Near the beginning of the film, the newly signed players arrive for spring training, including veteran catcher Jake Taylor. He had recently been playing baseball in Mexico because no one in the MLB would sign him due to his bad knees. Manager Lou Brown asks Taylor how his knees are and if he is “100%.” Taylor responds that “he feels great” to which Brown responds, “you had better say that if you want to make this team.”

Such comments in the workplace might evidence a hostile work environment, or could provide a plaintiffs’ attorney with direct evidence of age or disability discrimination. Therefore, you should have clear policies prohibiting age and disability discrimination. Likewise, you should discipline supervisors and managers for making stray remarks about an employee’s age or health to prevent a hostile work environment from forming.


Perhaps the most colorful and memorable character in Major League is Rick “Wild Thing” Vaughn. He arrives at training camp on the back of a motorcycle with little more than the clothes on his back. Given his haggard appearance, his future teammate Willie Mayes Hayes asks him what league he had been playing in. Without missing a beat, the Wild Thing replies, “California Penal.” During his first pitching performance, radio announcer Bob Uecker introduces Vaughn as being a “juvenile delinquent in the offseason.”

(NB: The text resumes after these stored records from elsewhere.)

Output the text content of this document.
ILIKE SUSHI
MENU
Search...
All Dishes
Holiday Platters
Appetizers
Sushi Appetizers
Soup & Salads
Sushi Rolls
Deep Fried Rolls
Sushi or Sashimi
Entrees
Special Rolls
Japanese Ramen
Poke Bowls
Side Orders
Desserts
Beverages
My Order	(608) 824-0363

While Vaughn’s criminal background was a source of hilarity in the movie, a real-life employer asking about an applicant’s criminal history is no laughing matter. Several states, counties, cities, and municipalities have implemented ban-the-box rules prohibiting you from asking questions about criminal history or convictions on job applications. Some versions of these laws permit you to ask about such convictions only after you have tendered an offer of employment. For this reason, you should consult your attorney to ensure your applications and hiring practices are compliant with the laws in your area.

Protected Concerted Activity And Safety Concerns

Finally, aficionados of Major League will remember Roger Dorn, the Indians’ high-maintenance third baseman and the only established player remaining on the team after most of the other regulars were traded away. At training camp, Dorn becomes irate because Manager Brown requires the team to participate in calisthenics. Dorn brings his contract to Brown and shows him that it provides that he is not required to perform any stretching he deems “unnecessary.” Brown crudely and silently rejects Dorn’s complaints in a scene that is better seen than described.

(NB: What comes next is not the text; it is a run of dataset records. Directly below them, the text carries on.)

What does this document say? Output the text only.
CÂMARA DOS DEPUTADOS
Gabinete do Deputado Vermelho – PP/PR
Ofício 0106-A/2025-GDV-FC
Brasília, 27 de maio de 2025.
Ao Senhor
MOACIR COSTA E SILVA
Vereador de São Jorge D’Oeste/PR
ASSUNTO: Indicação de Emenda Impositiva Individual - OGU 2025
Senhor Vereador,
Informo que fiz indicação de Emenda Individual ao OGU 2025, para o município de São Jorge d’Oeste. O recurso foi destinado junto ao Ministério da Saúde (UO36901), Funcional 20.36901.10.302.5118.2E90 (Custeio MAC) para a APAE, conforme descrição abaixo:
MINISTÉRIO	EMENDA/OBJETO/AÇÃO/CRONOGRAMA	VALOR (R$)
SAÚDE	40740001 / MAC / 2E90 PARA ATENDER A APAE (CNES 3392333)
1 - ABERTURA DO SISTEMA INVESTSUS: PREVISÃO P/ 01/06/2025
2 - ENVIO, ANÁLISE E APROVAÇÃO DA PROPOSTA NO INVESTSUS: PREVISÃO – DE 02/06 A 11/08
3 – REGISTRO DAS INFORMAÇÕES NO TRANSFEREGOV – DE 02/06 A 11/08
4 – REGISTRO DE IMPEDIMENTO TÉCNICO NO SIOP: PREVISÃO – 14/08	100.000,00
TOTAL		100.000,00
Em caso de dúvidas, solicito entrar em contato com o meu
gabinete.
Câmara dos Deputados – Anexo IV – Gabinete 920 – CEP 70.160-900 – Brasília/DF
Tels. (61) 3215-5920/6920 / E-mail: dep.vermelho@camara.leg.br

What can you learn from this scene? First, employers who develop stretching programs often see benefits by way of the reduction in soft-tissue injuries. However, OSHA takes the position that providing an employee a stretching or exercise regime after the employee presents with pain or discomfort constitutes medical treatment, and therefore would be an OSHA recordable event. OSHA justifies this position by stating that it considers therapeutic exercises and stretching as a form of physical therapy and does not consider it a first-aid treatment.

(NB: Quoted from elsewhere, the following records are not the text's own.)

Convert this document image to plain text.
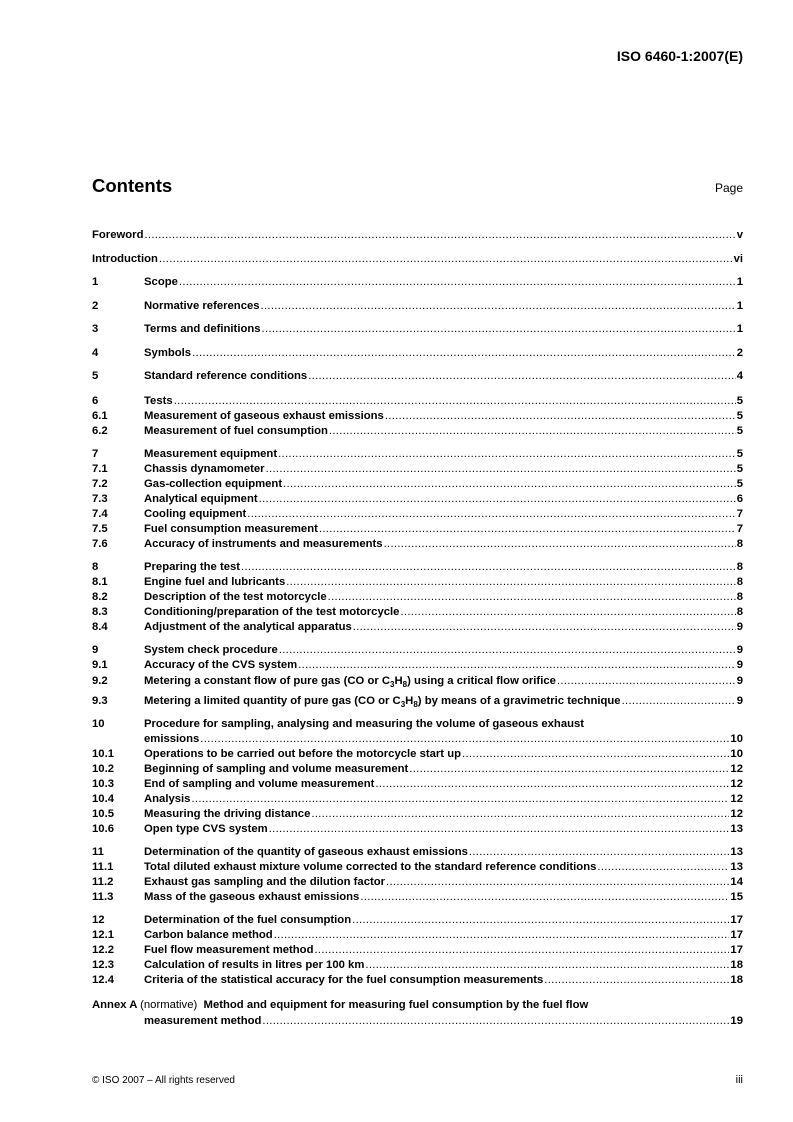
ISO 6460-1:2007(E)
Contents	Page
Foreword .....	v
Introduction .....	vi
1	Scope .....	1
2	Normative references .....	1
3	Terms and definitions .....	1
4	Symbols .....	2
5	Standard reference conditions .....	4
6	Tests .....	5
6.1	Measurement of gaseous exhaust emissions .....	5
6.2	Measurement of fuel consumption .....	5
7	Measurement equipment .....	5
7.1	Chassis dynamometer .....	5
7.2	Gas-collection equipment .....	5
7.3	Analytical equipment .....	6
7.4	Cooling equipment .....	7
7.5	Fuel consumption measurement .....	7
7.6	Accuracy of instruments and measurements .....	8
8	Preparing the test .....	8
8.1	Engine fuel and lubricants .....	8
8.2	Description of the test motorcycle .....	8
8.3	Conditioning/preparation of the test motorcycle .....	8
8.4	Adjustment of the analytical apparatus .....	9
9	System check procedure .....	9
9.1	Accuracy of the CVS system .....	9
9.2	Metering a constant flow of pure gas (CO or $C_3H_8$) using a critical flow orifice .....	9
9.3	Metering a limited quantity of pure gas (CO or $C_3H_8$) by means of a gravimetric technique .....	9
10	Procedure for sampling, analysing and measuring the volume of gaseous exhaust
emissions .....	10
10.1	Operations to be carried out before the motorcycle start up .....	10
10.2	Beginning of sampling and volume measurement .....	12
10.3	End of sampling and volume measurement .....	12
10.4	Analysis .....	12
10.5	Measuring the driving distance .....	12
10.6	Open type CVS system .....	13
11	Determination of the quantity of gaseous exhaust emissions .....	13
11.1	Total diluted exhaust mixture volume corrected to the standard reference conditions .....	13
11.2	Exhaust gas sampling and the dilution factor .....	14
11.3	Mass of the gaseous exhaust emissions .....	15
12	Determination of the fuel consumption .....	17
12.1	Carbon balance method .....	17
12.2	Fuel flow measurement method .....	17
12.3	Calculation of results in litres per 100 km .....	18
12.4	Criteria of the statistical accuracy for the fuel consumption measurements .....	18
Annex A (normative) Method and equipment for measuring fuel consumption by the fuel flow
measurement method .....	19
© ISO 2007 – All rights reserved	iii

Second, imagine Dorn and a second employee had lodged a complaint with their manager about working conditions. An employer who disciplined Dorn and his coworker for making such a complaint, or discouraged Dorn and his coworker from making such a complaint, may find themselves defending an unfair labor practice charge. Section 7 of the NLRA provides unionized and non-unionized employees alike with the right to engage in concerted activities for mutual aid and protection – or what is often referred to as the right to engage in protected-concerted activity. This often takes the form of complaining about the terms and conditions of employment, so be wary when responding to an employee’s safety concerns.


Now is the time for Major League fans to revisit the movie in honor of its 30th anniversary. Meanwhile, you should revisit your policies given the lessons listed above. Make sure you are cautious when dealing with these areas of the law, and consult your Fisher Phillips attorneys if you require further guidance or wish to discuss this fine example of American cinematography.